Obama believed he could rein in Iran and even neutralize it when it came to its pursuit to acquire a nuclear bomb. He mistakenly thought that he could turn this state into a factor for the stability of the Middle East region.
In doing this, Obama seemed to overlook the DNA of Iran's Ayatollahs, a regime that does nothing but lie and plan expansion. This expansionist strategy is manifest in Syria, Iraq and Yemen.
The desire of incumbent US President Donald Trump to obliterate the deal is no surprise then, even if Trump is always unpredictable. The US President deserves to take credit for discovering that Western states had been bamboozled by the Iranian regime.
Put into consideration, this can explain why France, Germany and the UK want to keep the deal. The three states want, in fact, to protect 20 billion Euros-worth of trade agreements they hammered out with Iran following the signing of the nuclear file deal. They also want to preserve other agreements worth tens of billions of Euros Iran signed with major European companies, such as Total; PSA; Renault, and Siemens, to mention but a few.

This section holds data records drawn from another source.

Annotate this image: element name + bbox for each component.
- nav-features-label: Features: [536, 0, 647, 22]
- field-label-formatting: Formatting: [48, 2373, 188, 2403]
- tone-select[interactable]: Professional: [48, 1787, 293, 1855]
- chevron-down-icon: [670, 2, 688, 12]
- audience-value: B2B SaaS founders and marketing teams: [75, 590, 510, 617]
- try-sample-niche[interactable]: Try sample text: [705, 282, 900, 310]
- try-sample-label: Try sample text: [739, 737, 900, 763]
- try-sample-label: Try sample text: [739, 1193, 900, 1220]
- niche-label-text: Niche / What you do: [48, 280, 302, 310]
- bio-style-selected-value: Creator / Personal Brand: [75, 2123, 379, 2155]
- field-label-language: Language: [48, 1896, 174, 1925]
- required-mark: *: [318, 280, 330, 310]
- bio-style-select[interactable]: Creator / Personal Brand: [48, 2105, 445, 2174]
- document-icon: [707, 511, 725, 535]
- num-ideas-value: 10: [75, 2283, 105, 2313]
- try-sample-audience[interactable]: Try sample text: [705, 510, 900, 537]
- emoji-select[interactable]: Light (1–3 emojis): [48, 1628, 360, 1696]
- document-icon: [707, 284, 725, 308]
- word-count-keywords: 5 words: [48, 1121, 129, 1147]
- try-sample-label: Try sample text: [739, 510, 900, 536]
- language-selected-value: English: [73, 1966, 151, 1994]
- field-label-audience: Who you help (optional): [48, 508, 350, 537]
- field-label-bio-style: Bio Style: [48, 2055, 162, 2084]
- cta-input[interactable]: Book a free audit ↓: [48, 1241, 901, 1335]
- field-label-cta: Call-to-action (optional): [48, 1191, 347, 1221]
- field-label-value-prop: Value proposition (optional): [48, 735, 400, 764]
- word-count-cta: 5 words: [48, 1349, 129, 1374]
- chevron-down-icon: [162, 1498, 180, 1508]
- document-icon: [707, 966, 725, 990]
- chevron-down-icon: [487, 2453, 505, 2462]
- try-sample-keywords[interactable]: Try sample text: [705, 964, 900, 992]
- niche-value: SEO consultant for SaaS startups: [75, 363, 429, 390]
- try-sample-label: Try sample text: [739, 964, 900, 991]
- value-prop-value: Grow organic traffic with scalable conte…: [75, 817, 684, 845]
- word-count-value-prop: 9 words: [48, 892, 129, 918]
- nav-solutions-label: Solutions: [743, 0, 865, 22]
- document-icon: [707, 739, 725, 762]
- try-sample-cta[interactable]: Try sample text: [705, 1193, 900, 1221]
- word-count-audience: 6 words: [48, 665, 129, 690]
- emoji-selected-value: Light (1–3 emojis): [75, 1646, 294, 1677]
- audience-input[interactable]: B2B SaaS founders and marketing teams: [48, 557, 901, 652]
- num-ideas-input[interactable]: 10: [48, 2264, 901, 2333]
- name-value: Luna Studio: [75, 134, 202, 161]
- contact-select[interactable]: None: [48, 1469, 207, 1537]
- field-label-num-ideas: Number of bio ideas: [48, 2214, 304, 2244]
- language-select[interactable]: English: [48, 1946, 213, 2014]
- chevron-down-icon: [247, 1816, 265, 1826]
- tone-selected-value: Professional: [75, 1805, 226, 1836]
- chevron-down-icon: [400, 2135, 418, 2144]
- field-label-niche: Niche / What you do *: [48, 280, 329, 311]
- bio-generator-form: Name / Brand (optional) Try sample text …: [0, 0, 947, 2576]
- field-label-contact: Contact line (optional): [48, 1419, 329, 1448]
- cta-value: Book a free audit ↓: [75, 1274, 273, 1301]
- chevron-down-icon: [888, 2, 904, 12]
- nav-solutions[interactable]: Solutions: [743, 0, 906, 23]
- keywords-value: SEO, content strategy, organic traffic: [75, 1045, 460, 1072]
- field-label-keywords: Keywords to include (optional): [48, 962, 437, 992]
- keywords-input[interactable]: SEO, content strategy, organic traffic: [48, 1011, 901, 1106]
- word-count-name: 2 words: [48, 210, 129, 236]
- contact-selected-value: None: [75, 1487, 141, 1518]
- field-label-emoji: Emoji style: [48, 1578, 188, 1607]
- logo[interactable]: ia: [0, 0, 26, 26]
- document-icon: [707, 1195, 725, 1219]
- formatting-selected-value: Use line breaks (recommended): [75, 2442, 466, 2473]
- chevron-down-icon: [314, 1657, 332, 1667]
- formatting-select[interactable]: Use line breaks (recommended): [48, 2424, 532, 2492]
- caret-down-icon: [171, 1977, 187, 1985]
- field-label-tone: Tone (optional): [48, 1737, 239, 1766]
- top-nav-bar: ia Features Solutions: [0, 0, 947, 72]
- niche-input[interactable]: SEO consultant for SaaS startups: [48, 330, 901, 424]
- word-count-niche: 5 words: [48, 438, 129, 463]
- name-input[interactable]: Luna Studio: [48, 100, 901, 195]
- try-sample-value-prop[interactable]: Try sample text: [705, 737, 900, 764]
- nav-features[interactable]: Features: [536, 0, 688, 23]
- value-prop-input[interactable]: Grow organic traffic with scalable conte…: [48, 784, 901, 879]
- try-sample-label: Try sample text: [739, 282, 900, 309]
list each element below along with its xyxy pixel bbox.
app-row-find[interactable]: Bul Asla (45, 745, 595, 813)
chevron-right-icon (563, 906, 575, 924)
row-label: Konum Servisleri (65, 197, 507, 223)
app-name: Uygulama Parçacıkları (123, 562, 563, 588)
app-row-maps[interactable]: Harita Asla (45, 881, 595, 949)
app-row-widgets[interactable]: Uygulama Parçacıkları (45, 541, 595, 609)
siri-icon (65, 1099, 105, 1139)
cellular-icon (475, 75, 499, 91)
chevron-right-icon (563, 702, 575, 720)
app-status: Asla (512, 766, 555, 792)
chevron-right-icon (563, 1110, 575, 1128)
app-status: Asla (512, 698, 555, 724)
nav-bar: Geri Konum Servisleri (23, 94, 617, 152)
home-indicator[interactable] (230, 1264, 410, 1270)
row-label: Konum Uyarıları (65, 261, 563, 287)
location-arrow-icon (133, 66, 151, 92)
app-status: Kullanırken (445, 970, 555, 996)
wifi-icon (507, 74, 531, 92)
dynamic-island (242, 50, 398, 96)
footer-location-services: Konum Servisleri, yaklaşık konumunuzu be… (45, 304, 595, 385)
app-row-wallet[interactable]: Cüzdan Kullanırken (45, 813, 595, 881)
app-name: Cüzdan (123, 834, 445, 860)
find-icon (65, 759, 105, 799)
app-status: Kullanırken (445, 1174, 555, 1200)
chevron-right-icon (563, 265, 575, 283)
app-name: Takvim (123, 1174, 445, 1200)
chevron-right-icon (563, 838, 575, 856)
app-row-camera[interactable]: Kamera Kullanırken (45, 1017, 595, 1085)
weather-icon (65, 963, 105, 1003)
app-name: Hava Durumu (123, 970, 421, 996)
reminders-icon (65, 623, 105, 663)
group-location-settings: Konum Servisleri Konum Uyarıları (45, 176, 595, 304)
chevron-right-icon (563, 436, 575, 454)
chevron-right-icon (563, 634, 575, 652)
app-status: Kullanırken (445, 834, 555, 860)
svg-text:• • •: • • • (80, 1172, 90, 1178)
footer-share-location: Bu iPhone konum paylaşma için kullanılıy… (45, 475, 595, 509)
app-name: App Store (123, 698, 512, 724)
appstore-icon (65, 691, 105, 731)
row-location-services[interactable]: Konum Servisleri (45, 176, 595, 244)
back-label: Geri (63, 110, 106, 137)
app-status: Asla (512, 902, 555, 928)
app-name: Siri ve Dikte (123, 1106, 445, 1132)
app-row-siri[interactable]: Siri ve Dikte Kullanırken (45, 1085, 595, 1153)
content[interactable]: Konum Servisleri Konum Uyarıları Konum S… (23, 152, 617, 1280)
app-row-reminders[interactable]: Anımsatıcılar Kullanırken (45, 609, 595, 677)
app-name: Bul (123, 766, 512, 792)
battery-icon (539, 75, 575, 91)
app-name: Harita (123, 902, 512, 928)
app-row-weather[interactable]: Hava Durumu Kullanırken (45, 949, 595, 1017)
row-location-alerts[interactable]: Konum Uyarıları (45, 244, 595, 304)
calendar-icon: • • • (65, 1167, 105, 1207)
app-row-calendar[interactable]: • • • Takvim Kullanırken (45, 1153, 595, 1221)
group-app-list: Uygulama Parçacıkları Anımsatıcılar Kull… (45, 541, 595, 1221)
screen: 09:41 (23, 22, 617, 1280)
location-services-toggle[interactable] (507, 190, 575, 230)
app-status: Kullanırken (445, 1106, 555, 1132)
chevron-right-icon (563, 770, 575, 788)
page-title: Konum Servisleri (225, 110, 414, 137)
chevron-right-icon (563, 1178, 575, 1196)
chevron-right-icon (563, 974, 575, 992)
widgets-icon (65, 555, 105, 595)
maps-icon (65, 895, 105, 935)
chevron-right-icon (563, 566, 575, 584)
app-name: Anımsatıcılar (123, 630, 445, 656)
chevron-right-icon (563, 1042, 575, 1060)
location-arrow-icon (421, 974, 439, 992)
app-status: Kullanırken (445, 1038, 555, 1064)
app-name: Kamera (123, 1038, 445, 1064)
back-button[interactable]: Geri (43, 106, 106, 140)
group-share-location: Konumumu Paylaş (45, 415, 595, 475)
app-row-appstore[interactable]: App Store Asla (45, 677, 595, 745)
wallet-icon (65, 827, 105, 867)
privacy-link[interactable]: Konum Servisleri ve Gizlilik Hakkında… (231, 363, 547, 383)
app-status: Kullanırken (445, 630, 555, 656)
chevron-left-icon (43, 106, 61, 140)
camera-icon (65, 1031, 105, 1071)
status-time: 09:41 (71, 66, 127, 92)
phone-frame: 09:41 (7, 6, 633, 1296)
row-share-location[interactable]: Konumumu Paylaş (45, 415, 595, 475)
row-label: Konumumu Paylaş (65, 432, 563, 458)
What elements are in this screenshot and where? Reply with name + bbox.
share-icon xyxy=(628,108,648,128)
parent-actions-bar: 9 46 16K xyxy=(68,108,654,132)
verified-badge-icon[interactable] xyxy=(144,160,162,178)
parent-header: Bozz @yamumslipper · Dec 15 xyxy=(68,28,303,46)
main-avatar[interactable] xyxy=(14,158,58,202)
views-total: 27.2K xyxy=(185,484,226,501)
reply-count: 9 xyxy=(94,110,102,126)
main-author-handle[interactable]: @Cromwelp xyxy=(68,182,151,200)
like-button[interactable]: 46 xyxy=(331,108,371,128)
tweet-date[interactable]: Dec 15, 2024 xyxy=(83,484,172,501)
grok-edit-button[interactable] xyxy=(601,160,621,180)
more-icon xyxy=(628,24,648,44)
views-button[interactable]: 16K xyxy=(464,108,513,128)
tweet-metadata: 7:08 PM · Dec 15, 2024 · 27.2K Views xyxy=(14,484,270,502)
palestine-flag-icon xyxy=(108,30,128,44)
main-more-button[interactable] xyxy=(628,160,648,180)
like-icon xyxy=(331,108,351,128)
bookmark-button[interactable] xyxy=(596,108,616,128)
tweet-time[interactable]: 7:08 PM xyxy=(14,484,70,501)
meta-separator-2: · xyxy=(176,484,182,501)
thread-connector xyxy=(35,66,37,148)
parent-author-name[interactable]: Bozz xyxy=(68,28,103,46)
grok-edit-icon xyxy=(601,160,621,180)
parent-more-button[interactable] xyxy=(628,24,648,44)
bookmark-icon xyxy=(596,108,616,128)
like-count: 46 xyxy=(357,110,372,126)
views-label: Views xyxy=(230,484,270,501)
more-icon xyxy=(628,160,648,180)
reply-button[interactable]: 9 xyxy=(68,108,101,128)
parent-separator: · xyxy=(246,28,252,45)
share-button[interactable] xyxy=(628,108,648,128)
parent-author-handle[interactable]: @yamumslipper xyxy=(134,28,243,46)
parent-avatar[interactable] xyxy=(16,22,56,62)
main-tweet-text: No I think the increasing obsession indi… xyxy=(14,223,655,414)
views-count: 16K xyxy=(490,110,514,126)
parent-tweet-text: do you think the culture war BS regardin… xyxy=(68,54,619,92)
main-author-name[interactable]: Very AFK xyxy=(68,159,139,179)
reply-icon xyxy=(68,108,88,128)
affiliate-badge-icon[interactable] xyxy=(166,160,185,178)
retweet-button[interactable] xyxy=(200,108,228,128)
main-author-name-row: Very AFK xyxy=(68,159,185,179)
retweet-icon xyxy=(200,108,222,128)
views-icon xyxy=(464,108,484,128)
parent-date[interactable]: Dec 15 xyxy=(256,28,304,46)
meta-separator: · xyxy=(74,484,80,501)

French President Emmanuel Macron and German Chancellor Angela Merkel cannot just understand that preserving trade ties with Iran would but give the kiss of life to the Iranian economy and keep the Iranian regime afloat. This will encourage the Islamic Republic to maintain support to terrorist organizations, such as Hezbollah in Lebanon, Hamas in Gaza and the Houthi militia in Yemen.
Iranian President Hassan Rouhani and Foreign Minister Mohammad Javad Zarif can be pragmatic. Nonetheless, like other members of the Iranian regime, they blackmail Europeans by threatening to resume their uranium enrichment activity if the Europeans do not ensure the continuity of the nuclear deal with Western powers.
Iran had never stopped work on its nuclear program – even if secretly – after it signed the deal with Western powers. It is no surprise then that International Atomic Energy Agency inspectors had filed a complained against the Iranian government for denying them entry into some important sites.
Today – and more than ever before – the Iranians work to polarize the Europeans and the Americans, getting support from their Russian and Chinese allies. They may succeed if Trump moves ahead with imposing sanctions on European companies that maintain business with Iran.
Macron will find it difficult to get the Iranians to approve an amendment of the nuclear deal like Trump wants. The Iranian regime has to suspend the nuclear program until after 2025 and accept the addition of new articles to the deal for suspending the launch of ballistic missiles and ending Iranian expansionist policies in the Middle East region.
The eruption of a new conflict in the region has become at an arm's length, especially after Israel struck Iranian targets in Syria. The Hebrew state, Saudi Arabia and other Arab Gulf states know well that the US will come to their aid. War will be imminent if Iran speeds up the enrichment of uranium or platinum.
A flare-up of aggressions will not serve Iran's interests. Trump also wants sanctions to be slapped on the Iranian regime to pave the road for its collapse.
This is an appropriate time for this to happen: the Iranian economy is on the verge of falling apart, the Iranian riyal has lost a third of its value to foreign currencies, and 80% of Iranians are fed up with the regime.
Tehran's bazaars, known to be the pulsating heart of the Iranian economy, which contributed to bringing down the Shah of Iran Mohammad Reza Pahlavi, do not want the Iranian regime any more. This is extremely significant.
Now, it is time the Iranian people decided whether it wants to participate in the making of history.